Vous êtes associé dans un cabinet d’avocats de taille petite ou moyenne et vous sous-traitez la gestion de votre système d’information ? Vous pensez passer sous les radars des hackers, ces individus malfaisants en sweat à capuche et masque anonymous qui ne ciblent de toute façon que les grosses entreprises ; quand ce ne sont pas des États qui règlent leurs comptes entre eux !

Et bien détrompez-vous : la CPME (Confédération des Petites et Moyennes Entreprises) estimait qu’en 2019, 40 % des entreprises de moins de 50 salariés avaient été victimes d’une cyber-attaque. Le MEDEF, lui, précisait que 20 % des TPE touchées par une attaque avaient subi un préjudice supérieur à 50 000 euros, et 13 % un préjudice dépassant 100 000 euros. Et les dommages ne sont pas toujours facilement chiffrables : perte de confiance des clients, perte de données irrécupérables, immobilisation durable, etc.

Les cyber-attaques contre les PME et TPE se multiplient ces dernières années. Et quand on y regarde de plus près, les hackers auraient en effet tort de se priver !

Un beau vivier

Les TPE/PME représentent 99,9 % des entreprises françaises, d’après l’INSEE. Et contrairement aux grands groupes, elles ont beaucoup moins de moyens financiers disponibles pour mettre en oeuvre des politiques de sécurité informatique. Elles sont souvent aussi moins sensibilisées, et moins formées.

La preuve : voici quelques questions portant sur votre système d’information.

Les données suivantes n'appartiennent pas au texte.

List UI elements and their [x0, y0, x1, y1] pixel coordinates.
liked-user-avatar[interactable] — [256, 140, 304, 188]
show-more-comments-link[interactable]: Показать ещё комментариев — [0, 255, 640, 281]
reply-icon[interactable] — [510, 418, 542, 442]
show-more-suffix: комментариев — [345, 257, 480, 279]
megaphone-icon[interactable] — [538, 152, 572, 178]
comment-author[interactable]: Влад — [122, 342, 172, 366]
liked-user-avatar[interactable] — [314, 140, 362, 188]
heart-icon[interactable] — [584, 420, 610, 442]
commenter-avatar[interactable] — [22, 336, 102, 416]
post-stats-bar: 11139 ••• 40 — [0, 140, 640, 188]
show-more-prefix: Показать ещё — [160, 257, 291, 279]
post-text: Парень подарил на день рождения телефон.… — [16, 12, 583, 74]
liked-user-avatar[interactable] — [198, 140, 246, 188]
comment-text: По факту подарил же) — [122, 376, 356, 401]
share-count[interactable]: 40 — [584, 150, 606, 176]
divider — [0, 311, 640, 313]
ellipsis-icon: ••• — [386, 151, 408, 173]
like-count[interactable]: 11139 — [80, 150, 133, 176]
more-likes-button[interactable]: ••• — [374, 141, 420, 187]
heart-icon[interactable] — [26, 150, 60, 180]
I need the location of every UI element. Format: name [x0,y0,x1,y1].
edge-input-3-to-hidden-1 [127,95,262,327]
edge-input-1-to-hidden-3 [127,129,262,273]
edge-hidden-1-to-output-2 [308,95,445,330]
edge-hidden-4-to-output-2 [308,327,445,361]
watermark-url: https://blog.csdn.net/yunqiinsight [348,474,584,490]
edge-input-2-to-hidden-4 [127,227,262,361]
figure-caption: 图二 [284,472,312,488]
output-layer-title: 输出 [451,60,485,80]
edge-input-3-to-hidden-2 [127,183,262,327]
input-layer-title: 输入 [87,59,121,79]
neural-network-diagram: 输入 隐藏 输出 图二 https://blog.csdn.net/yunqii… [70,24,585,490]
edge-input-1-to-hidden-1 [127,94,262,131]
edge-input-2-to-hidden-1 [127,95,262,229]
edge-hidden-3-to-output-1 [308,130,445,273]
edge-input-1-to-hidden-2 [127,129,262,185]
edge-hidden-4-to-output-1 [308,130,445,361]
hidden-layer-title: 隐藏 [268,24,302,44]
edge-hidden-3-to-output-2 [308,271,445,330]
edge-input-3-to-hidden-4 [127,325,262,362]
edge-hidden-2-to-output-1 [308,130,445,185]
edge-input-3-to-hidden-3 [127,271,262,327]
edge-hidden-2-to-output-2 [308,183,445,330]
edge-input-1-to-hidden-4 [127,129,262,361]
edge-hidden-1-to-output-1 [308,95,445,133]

- De quand date votre dernière formation de sensibilisation à la sécurité informatique ?
- Vous inscrivez-vous sur des sites non professionnels (Netflix, Amazone, forums divers) avec une adresse mail professionnelle ?
- Utilisez-vous votre ordinateur personnel pour travailler ?
- Faites-vous des mises à jour régulières de vos applications et de vos systèmes d’exploitation ? Changez-vous régulièrement vos mots de passe ?
- Avez-vous des sauvegardes de vos données ?

Si ces questions ne vous disent rien, il est peut-être temps de vous inquiéter. Par ce que le hacker, lui, les aura en tête !

En étant moins sensibilisés et moins formés, vous multipliez les points d’entrées. Vous devenez une cible facile.

Des hackers opportunistes

Nous disions donc, le hacker, « cet individu malfaisant en sweat à capuche et masque anonymous ». Le hacker est un être patient, acharné, doté de moyens techniques impressionnants, capable de prouesses en code ; il passe des heures à préparer ses coups, à la Ocean’s Eleven (ou à la Arsène Lupin) ; toute cette préparation, ce n’est certainement pas pour récupérer un simple brevet !, vous dites-vous.

Mais malheureusement pour les TPE et PME (et donc potentiellement pour vous), cette image est très romancée. De la même manière que Jacques Cassandri (le casse du siècle de Nice) ou Bonnie & Clyde coexistaient avec des milliers de petits voleurs et de pickpockets de métropolitains, les hackers de grande envergure (étatiques, hacktivistes ou génies du crime) côtoient des petites mains, des magouilleurs, des bandits du dimanche.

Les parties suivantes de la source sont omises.